After clocking up a couple of victories against Robert Studzinkski and Adam Jones, with just three weeks' notice, Godding took on 'The Hellraiser’ powerhouse, Gary Corcoran in July 2015 and lost a unanimous points decision.
“In hindsight, I probably should have never took the fight because he’s a forward aggressive fighter and you’ve got to be fit when you fight someone like that," Godding reflects. "When I boxed him, no disrespect to Gary, but I felt I was the better boxer by far. But I just didn’t have it in the tank to keep up with the pace he was setting.”
Godding bounced back with two victories in 2016 - against Chris Jenkinson and Kevin McCauley - and finally there seemed to be some light at the end of the tunnel.
Or so it seemed.
“I was supposed to be fighting Craig Cunningham," Godding explains. "That was originally supposed to be September for a final eliminator [for the British title], then the board knocked it back for some reason, so it was changed to just an eliminator, to happen in October. Then it got changed to November, but he [Cunningham] went and took the Anthony Ogogo fight in between and now obviously he’s going to think about moving on to bigger things [after Cunningham produced a shock stoppage, defeating Ogogo in eight rounds]. It says we’re fighting on Boxrec in November, but trust me, we’re not.
"Where does this leave me? I feel like the forgotten man. I was supposed to fight Ben Hall for the English title, then he got the Carson Jones fight for the WBC International silver super welterweight title. So that’s another one that’s not on.

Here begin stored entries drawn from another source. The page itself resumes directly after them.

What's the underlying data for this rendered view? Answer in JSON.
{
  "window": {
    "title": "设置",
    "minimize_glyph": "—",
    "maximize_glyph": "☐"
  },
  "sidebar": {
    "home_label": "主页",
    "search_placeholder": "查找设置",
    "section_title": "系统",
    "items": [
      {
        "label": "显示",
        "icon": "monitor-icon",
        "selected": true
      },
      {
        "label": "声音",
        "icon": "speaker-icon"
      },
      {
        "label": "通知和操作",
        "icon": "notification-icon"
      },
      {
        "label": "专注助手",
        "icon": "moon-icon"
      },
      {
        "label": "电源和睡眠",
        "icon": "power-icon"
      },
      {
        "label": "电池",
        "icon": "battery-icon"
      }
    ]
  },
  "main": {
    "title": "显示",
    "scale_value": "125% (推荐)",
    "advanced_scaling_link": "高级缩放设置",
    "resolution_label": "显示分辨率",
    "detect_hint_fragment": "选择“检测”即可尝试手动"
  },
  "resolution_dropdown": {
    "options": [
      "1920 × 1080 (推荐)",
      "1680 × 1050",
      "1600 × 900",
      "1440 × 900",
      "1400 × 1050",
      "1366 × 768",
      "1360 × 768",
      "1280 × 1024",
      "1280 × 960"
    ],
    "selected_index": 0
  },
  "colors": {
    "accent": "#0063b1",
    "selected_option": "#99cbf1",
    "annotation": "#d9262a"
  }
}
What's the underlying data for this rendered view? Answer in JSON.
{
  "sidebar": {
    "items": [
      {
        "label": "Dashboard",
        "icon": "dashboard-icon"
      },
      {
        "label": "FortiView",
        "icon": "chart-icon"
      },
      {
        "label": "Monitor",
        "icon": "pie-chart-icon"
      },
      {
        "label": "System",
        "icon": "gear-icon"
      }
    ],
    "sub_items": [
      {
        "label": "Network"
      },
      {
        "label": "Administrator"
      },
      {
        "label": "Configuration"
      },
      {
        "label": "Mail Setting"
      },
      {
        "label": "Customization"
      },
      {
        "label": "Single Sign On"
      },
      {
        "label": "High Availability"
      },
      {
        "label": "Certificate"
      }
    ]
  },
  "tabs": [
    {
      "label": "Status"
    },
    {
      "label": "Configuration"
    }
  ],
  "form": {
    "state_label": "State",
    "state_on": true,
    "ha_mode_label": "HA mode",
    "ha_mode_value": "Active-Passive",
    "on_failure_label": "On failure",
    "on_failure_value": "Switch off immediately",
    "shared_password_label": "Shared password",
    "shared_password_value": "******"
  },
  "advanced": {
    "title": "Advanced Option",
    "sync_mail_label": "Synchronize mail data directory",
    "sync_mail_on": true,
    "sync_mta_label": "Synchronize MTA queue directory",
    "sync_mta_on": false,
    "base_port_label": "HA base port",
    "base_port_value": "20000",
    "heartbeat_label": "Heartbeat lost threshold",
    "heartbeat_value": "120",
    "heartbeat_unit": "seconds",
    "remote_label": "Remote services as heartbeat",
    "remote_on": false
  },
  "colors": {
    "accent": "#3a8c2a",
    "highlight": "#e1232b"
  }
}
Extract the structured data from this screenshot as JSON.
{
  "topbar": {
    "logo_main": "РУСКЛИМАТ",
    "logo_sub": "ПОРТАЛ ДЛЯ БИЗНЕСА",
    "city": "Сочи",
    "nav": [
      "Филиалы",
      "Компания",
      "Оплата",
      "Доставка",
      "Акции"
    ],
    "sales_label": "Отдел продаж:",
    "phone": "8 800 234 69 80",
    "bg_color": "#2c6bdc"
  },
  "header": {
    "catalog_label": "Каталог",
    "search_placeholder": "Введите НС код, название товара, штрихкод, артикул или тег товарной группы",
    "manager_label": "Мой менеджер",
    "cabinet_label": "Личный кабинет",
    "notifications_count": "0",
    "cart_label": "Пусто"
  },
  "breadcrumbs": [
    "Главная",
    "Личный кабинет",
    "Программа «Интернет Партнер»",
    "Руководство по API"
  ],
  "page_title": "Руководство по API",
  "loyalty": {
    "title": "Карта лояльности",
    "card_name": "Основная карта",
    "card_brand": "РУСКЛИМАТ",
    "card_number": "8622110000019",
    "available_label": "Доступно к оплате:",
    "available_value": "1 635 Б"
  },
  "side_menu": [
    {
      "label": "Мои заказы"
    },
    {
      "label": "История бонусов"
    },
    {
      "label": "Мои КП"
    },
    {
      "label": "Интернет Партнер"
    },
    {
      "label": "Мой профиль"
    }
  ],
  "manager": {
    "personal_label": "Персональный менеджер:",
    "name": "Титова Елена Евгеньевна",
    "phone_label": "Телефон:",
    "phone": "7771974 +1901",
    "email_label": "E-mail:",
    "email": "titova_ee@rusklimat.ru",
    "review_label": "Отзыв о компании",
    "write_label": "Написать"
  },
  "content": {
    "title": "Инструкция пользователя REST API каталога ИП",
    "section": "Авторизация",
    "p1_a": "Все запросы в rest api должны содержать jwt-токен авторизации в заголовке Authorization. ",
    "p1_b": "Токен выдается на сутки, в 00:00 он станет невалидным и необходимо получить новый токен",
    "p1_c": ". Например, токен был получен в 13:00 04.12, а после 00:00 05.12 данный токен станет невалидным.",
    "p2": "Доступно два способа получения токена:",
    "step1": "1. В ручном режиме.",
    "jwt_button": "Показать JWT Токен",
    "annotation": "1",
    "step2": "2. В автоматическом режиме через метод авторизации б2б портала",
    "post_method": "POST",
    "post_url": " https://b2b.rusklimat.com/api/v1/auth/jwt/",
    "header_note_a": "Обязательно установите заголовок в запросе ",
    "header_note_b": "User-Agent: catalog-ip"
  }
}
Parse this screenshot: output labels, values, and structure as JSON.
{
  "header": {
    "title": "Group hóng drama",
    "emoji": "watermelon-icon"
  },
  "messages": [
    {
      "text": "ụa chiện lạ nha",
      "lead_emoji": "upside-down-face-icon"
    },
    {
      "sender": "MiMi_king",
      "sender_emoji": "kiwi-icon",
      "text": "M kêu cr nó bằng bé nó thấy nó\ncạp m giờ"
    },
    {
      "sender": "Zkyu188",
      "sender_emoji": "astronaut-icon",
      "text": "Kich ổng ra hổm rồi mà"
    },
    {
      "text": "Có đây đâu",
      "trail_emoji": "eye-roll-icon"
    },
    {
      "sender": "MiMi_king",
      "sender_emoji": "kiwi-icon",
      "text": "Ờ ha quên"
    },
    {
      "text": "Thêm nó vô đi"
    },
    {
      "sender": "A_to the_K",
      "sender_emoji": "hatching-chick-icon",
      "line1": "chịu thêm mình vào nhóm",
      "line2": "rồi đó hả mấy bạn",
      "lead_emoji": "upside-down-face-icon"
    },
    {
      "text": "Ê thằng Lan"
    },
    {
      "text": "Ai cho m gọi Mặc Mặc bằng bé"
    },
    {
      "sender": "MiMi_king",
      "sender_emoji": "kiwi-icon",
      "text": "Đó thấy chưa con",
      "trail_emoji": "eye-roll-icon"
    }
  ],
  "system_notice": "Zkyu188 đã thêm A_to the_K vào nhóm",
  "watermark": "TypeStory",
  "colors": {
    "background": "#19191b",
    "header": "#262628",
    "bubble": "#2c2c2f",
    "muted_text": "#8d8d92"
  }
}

"I’ve spoke to [promoter] Steve [Wood] and said, if we do get this English title secured and we’re looking for an opponent, I would like to fight Corcoran again in a rematch. Hopefully he’d go for it, being an English title. He’s just come off a loss, I’d love the rematch – it’s a great opportunity for us to get back in the limelight.”
As the clock hits the ten-minute mark, Godding has to get back to his client at Tricky’s. Despite a rather gloomy few months, incredibly, he remains very upbeat.
He’s been let down a great deal by circumstances in recent months and years, but wants to be clear that he’s willing to fight anyone in the UK in his weight category.
Hopefully the Corcoran rematch can happen. It would be a natural crossroads decider for both men and could finally propel Godding back into the limelight, which he’s more than earned since turning professional in 2007.